The lie of this theory – and the grandness of a state university supporting a full menu of athletics – was played out on Friday night behind the huge west wall of Williams Arena.

Inside the big arena, Richard Pitino’s basketball Gophers were playing an exhibition game against Southwest Minnesota State that was going to reveal … well, basically zero concerning Pitino’s third team in Minneapolis.

Behind the wall, in the Sports Pavilion, Hugh McCutcheon’s fourth collection of volleyball Gophers was playing to hold first place in the Big Ten and to stick around its No. 4 national ranking.

The opponent was Michigan State, with Michigan following the Spartans into the Pavilion on Saturday night.

We complain much about the ineptitude of Gophers athletics, based on the long tradition of being nobodies in Big Ten football, and solidly in the second division more often than not in men’s basketball.

Football and men’s basketball (and men’s hockey) are not all that matters, simply because they operate at a profit.

This is not business and capitalism. This is education and opportunity. If you’re a talented athlete in a team sport, a university with the funding of Minnesota’s should be proud to have you in one of its uniforms.

There’s not a program at Minnesota with more reason to be proud than volleyball. These Gophers play in a Division I world with over 300 teams. The tradition is to play a rugged non-conference schedule, followed by 20 matches in the Big Ten – a conference that in recent times has been the most-powerful in the nation.

The 2014 season was strange for the Gophers, in that they started off nationally ranked, finished 9-11 (eighth) in the Big Ten, 19-12 overall and missed the NCAA tournament for the first time since 1998.

The Gophers had been to the Final Four thrice, in 2003, 2007 and 2009, with an asterisk attached to none of these appearances. Mike Hebert, the program builder, retired after the 2011 season.

Joel Maturi, then the athletic director, pulled off his No. 1 coup in hiring coaches when he was able to land Hugh McCutcheon as Hebert’s replacement. The provision was that Laura Bush would handle the coaching while McCutcheon prepared his U.S. national women’s team for the 2012 Olympics in London.

McCutcheon took over quickly after the Olympics and guided the 2012 Gophers to the NCAA’s final eight. They reached the round of 16 in 2013.

And then no NCAA tournament … what the?

The top seven consisted of a junior, three sophomores and three freshmen. There was talent, but enough experience to handle the grind of a Big Ten schedule that generally requires two rugged matches per weekend.

McCutcheon took the Gophers to Japan for nine days in March. The coach’s international connections provided this bonus: The Gophers became the first U.S. college team to stay and work out at Japan’s National Training Center.

Samantha Seliger-Swenson, a senior at Hopkins High School, graduated early so that she could enroll for spring semester. That also allowed her to practice with the Gophers and to make the trip to Japan.

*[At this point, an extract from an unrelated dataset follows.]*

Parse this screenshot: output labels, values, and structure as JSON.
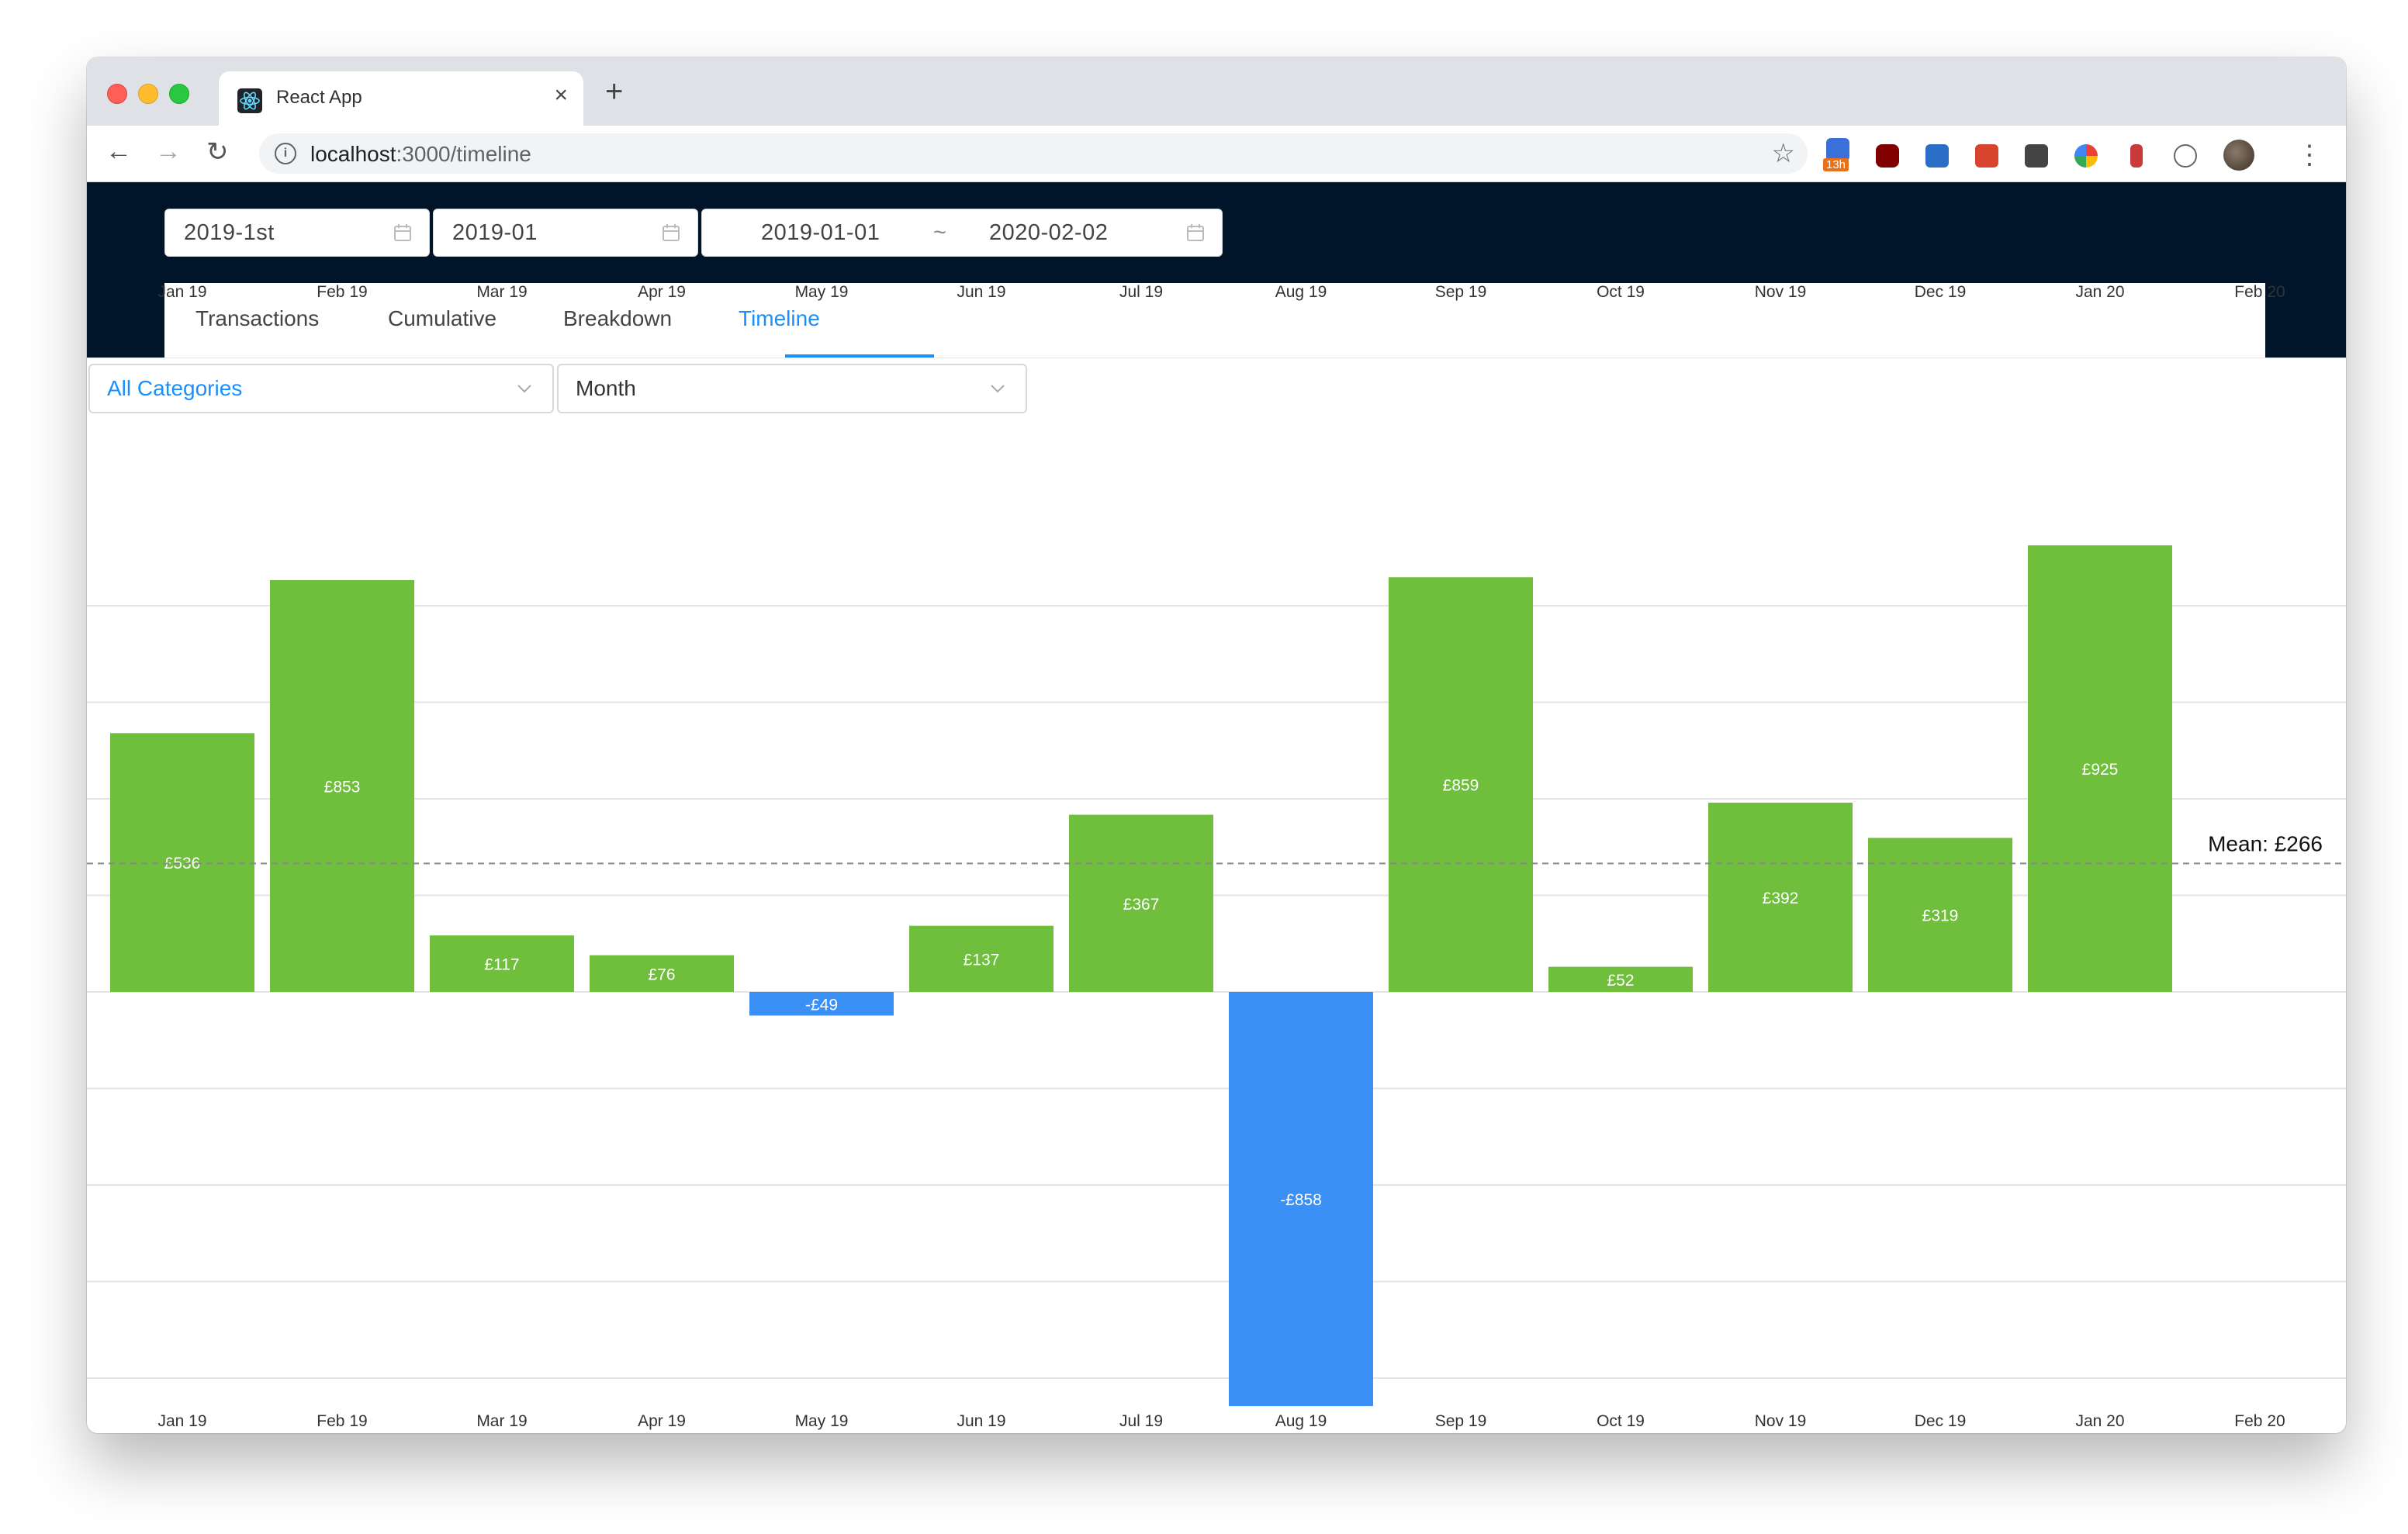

We’re going to call her Triple S from now on, and people willing to pay attention should be hearing much about her and awards won over the length of her career at Minnesota.

The run of S’s don’t end with her name. She is a setter and the favorite target for her variety of passes is Daly Santana, the outside hitter.

Santana was the junior star of the Gophers that failed to reach expectations in 2014. She’s now the senior leader of a team that started off unranked and has climbed steadily to reach No. 4.

On Friday, Seliger-Swenson was setting up Santana repeatedly, and Daly – pronounced Dolly – was delivering the volleyball as though she was Noah Syndegaard throwing a baseball.

This is definite: An opponent doesn’t want a Santana fastball coming at her head any more than Alcides Escobar wanted Syndegaard’s coming at his.

Triple S had 34 assists, eight digs and three blocks, Santana had 16 kills, and the Gophers rolled past the Spartans, 25-21, 25-13, 25-21.

As for what was happening next door on the elevated floor, what did it matter?